Compactness and existence theory for a general class of stationary radiative transfer equations

Jin Woo Jang POSTECH Korea Co-Author(s):    Elena Dematte, Juan J. L. Velazquez

Abstract: In this talk, I will introduce a recent proof for the existence of the steady-states of a large class of stationary radiative transfer equations in a $C^1$ convex bounded domain. The main difficulty in proving existence of solutions is to obtain compactness of the sequence of integrals along lines that appear in several exponential terms. Currently available averaging lemmas do not seem to provide sufficient compactness that we require, and I will introduce our new compactness result suitable to deal with such a non-local operator containing integrals on a line segment.

Kinetic and hydrodynamic flocking models with nonlocal velocity alignment

Changhui Tan University of South Carolina USA Co-Author(s):    McKenzie Black

Abstract: The Euler-alignment system describes the collective behaviors of animal swarms. In this talk, we introduce a new type of alignment interaction that depends nonlinearly on velocity. We explore the asymptotic flocking and alignment behaviors. Notably, the introduction of nonlinearity yields a spectrum of distinctive asymptotic behaviors. Moreover, we present a rigorous derivation of our system from a kinetic flocking model.

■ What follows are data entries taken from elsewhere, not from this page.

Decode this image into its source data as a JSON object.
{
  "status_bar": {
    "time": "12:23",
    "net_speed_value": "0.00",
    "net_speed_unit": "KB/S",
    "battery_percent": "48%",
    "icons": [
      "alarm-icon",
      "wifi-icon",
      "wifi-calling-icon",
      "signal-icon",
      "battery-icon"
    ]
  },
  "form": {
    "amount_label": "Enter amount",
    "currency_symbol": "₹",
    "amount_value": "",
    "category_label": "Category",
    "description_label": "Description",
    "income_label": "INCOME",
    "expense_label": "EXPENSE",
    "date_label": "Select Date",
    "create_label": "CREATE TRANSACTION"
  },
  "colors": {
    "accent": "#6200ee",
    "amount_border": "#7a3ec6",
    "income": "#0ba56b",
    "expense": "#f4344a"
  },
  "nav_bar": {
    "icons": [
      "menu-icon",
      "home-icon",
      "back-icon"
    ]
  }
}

Non-uniqueness for continuous solutions to 1D hyperbolic systems

Cheng Yu University of Florida USA Co-Author(s):    Ming Chen, Alexis Vasseur

Abstract: In this talk, I will discuss a geometrical condition on $2\times 2$ systems of conservation laws leads to non-uniqueness in the class of 1D continuous functions. This demonstrates that the Liu Entropy Condition alone is insufficient to guarantee uniqueness, even within the mono-dimensional setting. This is a joint work with M.Chen and A. Vasseur.

Landau damping, collisionless limit, and stability threshold for the Vlasov-Poisson equation with nonlinear Fokker-Planck collisions

Weiren Zhao New York University Abu Dhabi United Arab Emirates Co-Author(s):

Abstract: In this talk, I will present a recent work about the asymptotic stability of the global Maxwellian for the Vlasov-Poisson-Fokker-Planck (VPFP) equation with a small collision frequency. Our main result establishes the Landau damping and enhanced dissipation phenomena under the condition that the perturbation of the global Maxwellian falls within the Gevrey-1/s class and obtains that the stability threshold for the Gevrey-1/s class with $s>s_k$ can not be larger than $\gamma=\frac{1-3s_{k}}{3-3s_{k}}$ for $s_{k}\in [0,1/3]$.